Life will always find a way.
Though some ways are better than others.
Evolution on steroids and crack
cocaine —the most significant development since inanimate matter first gave
rise to life.
You can’t predict novel
evolutionary developments, you recognize them only after they emerge.
Then you have to deal with them.
EXCERPT
1 (700 words)
            angry
gods
FLASH.
The watching has just turned prime time.
Flash, flash, flash.
The gods are angry. About seven klicks northwest of
Eden, fake Edens flicker and dance across the landscape as godbolts crackle and
hiss out of the high haze, leaving a succession of smoking craters across the
Boogoo. Truly spectacular.
Flash-sizzle, flash.
The land itself cringes. Crater walls draw away from
each strike to a hundred and fifty meters before lensing back to erase all
trace of themselves.
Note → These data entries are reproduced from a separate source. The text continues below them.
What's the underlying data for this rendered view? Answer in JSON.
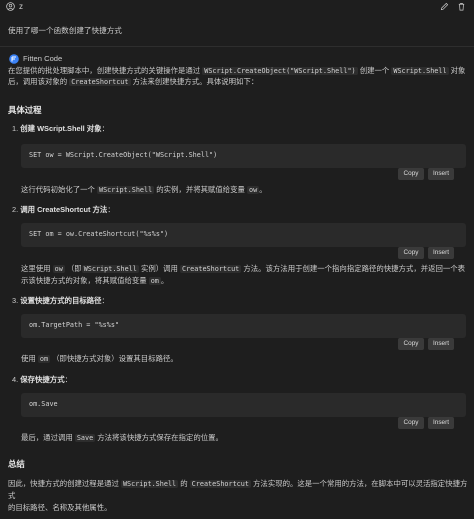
{
  "user": {
    "name": "z",
    "message": "使用了哪一个函数创建了快捷方式"
  },
  "assistant": {
    "name": "Fitten Code",
    "intro": {
      "p1": "在您提供的批处理脚本中，创建快捷方式的关键操作是通过",
      "c1": "WScript.CreateObject(\"WScript.Shell\")",
      "p2": "创建一个",
      "c2": "WScript.Shell",
      "p3": "对象",
      "p4": "后，调用该对象的",
      "c3": "CreateShortcut",
      "p5": "方法来创建快捷方式。具体说明如下："
    },
    "section_title": "具体过程",
    "steps": [
      {
        "num": "1.",
        "title_a": "创建 ",
        "title_b": "WScript.Shell",
        "title_c": " 对象",
        "title_colon": "：",
        "code": "SET ow = WScript.CreateObject(\"WScript.Shell\")",
        "desc": {
          "a": "这行代码初始化了一个",
          "c1": "WScript.Shell",
          "b": "的实例，并将其赋值给变量",
          "c2": "ow",
          "c": "。"
        }
      },
      {
        "num": "2.",
        "title_a": "调用 ",
        "title_b": "CreateShortcut",
        "title_c": " 方法",
        "title_colon": "：",
        "code": "SET om = ow.CreateShortcut(\"%s%s\")",
        "desc": {
          "a": "这里使用",
          "c1": "ow",
          "b": "（即",
          "c2": "WScript.Shell",
          "c": "实例）调用",
          "c3": "CreateShortcut",
          "d": "方法。该方法用于创建一个指向指定路径的快捷方式，并返回一个表",
          "e": "示该快捷方式的对象，将其赋值给变量",
          "c4": "om",
          "f": "。"
        }
      },
      {
        "num": "3.",
        "title_a": "设置快捷方式的目标路径",
        "title_colon": "：",
        "code": "om.TargetPath = \"%s%s\"",
        "desc": {
          "c1": "om",
          "a": "（即快捷方式对象）设置其目标路径。",
          "pre": "使用"
        }
      },
      {
        "num": "4.",
        "title_a": "保存快捷方式",
        "title_colon": "：",
        "code": "om.Save",
        "desc": {
          "a": "最后，通过调用",
          "c1": "Save",
          "b": "方法将该快捷方式保存在指定的位置。"
        }
      }
    ],
    "summary_title": "总结",
    "summary": {
      "a": "因此，快捷方式的创建过程是通过",
      "c1": "WScript.Shell",
      "b": "的",
      "c2": "CreateShortcut",
      "c": "方法实现的。这是一个常用的方法，在脚本中可以灵活指定快捷方式",
      "d": "的目标路径、名称及其他属性。"
    },
    "copy_label": "Copy",
    "insert_label": "Insert"
  },
  "colors": {
    "background": "#1e1e1e",
    "code_background": "#2a2a2a",
    "button_background": "#3a3a3a",
    "bot_icon": "#3b82f6"
  },
  "icons": [
    "account-icon",
    "edit-icon",
    "trash-icon",
    "fitten-code-icon"
  ]
}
High above, the sky puckles. That’s how Poppy describes
it, though Auntie says there’s no such word. It’s like a series of yellow-green
holes opening and then puckering shut. It’s too bad she can’t be out here with
them to watch. This is so cool. Son clicks his spearsticks together to attract
Poppy’s attention and shoots him a double thumbs-up. Poppy brushes aside gods
and their fireworks alike. They’ve got work to do.
The godbolts stalk across the terrain, just missing
the false-Eden holos that wink in and out at random from eastern horizon to
western. Never does the barrage tend closer to where Son watches. The ken
suggests that he and Poppy remain safe, stationed as they are well inside the
five-kilometer safe zone surrounding Eden. Never have either Eden mirages or
godbolts trespassed on this apparently sacred area.
But even at this distance, where he’s concealed in
the same overburden of dust that’s cratering way off in the distance, he feels
it. The reaction. Like a mild electric shock followed by a tremor. It runs from
the ground beneath him right up through his mantle. For that moment, he and the
land are kin. Has Poppy also felt this? He’d never admit it if he has.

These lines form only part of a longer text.